Why should it be that bread and wine were chosen to be the means of our receiving the Body and Blood of Christ? Many throughout the centuries have asked this question of the Church. Whether it’s by ordinary believers or by our great doctors of the faith, it’s a question that has remained. One answer has been handed down to us from a relatively obscure bishop, Gaudentius of Brescia. He’s been overshadowed by his contemporaries like Ss. Augustine, Ambrose, and John Chrysostom. Still, he has excellent insight into why Jesus has given himself to us in the form of bread and wine.

Gaudentius wrote that bread was appropriate because of how it’s made. Many grains of wheat are gathered together, mixed with water, and baked with fire. In this process, he sees the Church, the Body of Christ, represented. We, the people of God, are like the grain, gathered in one place to hear God’s word and to worship. We become God’s people through the waters of baptism and are then confirmed in the fire of the Holy Spirit. We are, in a sense, like the bread offered for the Eucharist. We, like the bread, are lifted up, sanctified, and transformed through the celebration of the Mass.
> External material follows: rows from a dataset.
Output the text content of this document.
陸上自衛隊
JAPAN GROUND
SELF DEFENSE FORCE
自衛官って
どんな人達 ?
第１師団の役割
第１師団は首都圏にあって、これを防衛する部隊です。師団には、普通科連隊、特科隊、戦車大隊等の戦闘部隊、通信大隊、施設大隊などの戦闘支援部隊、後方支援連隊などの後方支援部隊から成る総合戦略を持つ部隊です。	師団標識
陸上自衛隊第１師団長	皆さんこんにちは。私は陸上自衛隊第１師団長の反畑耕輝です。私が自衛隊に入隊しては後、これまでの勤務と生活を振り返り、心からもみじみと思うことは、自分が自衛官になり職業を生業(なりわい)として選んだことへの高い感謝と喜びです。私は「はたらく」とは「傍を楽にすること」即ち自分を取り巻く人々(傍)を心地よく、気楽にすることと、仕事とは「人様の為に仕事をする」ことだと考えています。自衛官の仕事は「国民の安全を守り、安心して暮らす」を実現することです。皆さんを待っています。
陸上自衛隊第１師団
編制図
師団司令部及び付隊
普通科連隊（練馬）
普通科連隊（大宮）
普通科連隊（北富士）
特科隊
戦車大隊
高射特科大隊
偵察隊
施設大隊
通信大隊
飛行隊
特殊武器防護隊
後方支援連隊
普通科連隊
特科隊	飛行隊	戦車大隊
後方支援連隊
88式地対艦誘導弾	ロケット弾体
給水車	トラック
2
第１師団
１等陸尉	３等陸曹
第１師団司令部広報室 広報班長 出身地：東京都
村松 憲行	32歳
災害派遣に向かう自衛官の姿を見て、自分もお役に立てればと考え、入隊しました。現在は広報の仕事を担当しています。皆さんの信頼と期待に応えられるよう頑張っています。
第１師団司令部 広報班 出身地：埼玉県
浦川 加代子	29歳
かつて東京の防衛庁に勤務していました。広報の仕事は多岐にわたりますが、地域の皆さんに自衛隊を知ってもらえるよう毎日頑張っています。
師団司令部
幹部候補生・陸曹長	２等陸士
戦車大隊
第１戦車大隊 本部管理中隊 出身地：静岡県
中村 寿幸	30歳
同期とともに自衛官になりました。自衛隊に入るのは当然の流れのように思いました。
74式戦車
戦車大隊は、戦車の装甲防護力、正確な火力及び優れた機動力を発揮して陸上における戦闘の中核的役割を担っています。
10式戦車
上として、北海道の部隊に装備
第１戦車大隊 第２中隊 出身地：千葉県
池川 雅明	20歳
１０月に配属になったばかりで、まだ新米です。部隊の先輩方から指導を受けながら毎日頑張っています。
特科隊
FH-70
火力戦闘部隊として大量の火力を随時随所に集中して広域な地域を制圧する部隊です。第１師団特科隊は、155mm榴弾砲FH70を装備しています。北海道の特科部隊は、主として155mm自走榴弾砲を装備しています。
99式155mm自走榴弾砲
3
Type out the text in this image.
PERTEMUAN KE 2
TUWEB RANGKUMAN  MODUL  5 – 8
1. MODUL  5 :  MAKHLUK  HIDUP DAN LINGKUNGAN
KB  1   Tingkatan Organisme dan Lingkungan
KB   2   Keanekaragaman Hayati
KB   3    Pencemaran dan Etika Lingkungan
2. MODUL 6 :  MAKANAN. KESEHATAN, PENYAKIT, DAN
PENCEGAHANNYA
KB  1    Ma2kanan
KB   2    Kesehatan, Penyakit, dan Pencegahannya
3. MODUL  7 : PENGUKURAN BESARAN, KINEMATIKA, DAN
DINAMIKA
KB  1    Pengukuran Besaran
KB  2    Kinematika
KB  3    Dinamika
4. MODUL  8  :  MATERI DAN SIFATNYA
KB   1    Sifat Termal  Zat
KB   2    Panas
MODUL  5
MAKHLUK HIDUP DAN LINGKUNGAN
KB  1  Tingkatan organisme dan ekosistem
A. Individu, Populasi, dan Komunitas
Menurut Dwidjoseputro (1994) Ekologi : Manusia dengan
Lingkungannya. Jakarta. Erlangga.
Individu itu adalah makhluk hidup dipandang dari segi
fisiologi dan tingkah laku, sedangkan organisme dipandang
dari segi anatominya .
Considering now the gift of the wine, Gaudentius observed how grapes come from vineyards. In the Bible, the vineyard is a symbol for God’s people. In order to transform the grapes into wine, the grapes need to be pressed and left to ferment. Gaudentius points to the Cross as the necessary winepress. As a sign of the Paschal Mystery, it shows us how we need to give of ourselves by breaking out of our thick skins of selfishness and indifference. Thus crushed, we can then be fermented like wine and become something greater than what we were before.

These observations from a bishop who lived 1,612 years ago, point to a reality that many Catholics can overlook: the Eucharist makes the Church, and the Church makes the Eucharist. It can be easy for us to imagine that the Eucharist is merely an outcome of our worshiping correctly. If the priest prays specific prayers and the assembly responds correctly, presto: the Eucharist “happens.” (And it does.)

However, we are invited to broaden our imaginations to see the mystical reality that whenever the people of God gather, they form the Body of Christ, and the Body of Christ is most itself at the celebration of the Eucharist. It becomes what it aspires to be. It is completely Church.

Might we bear this in mind as we move from our celebration of the Liturgy of the Word to that of the Eucharist. We who are gathered together in Christ’s name, broken open by his Gospel, washed in the waters of baptism, and set aflame by the gifts of the Holy Spirit: are here to be lifted up with the gifts we bring to the altar, the whole of our selves: body, mind, and spirit: our joys and sorrows, gratitude and sufferings, great worry and anxiety – all of it transformed, so that you and I become what we receive (who we receive) commissioned to go out and be Christ for this broken world.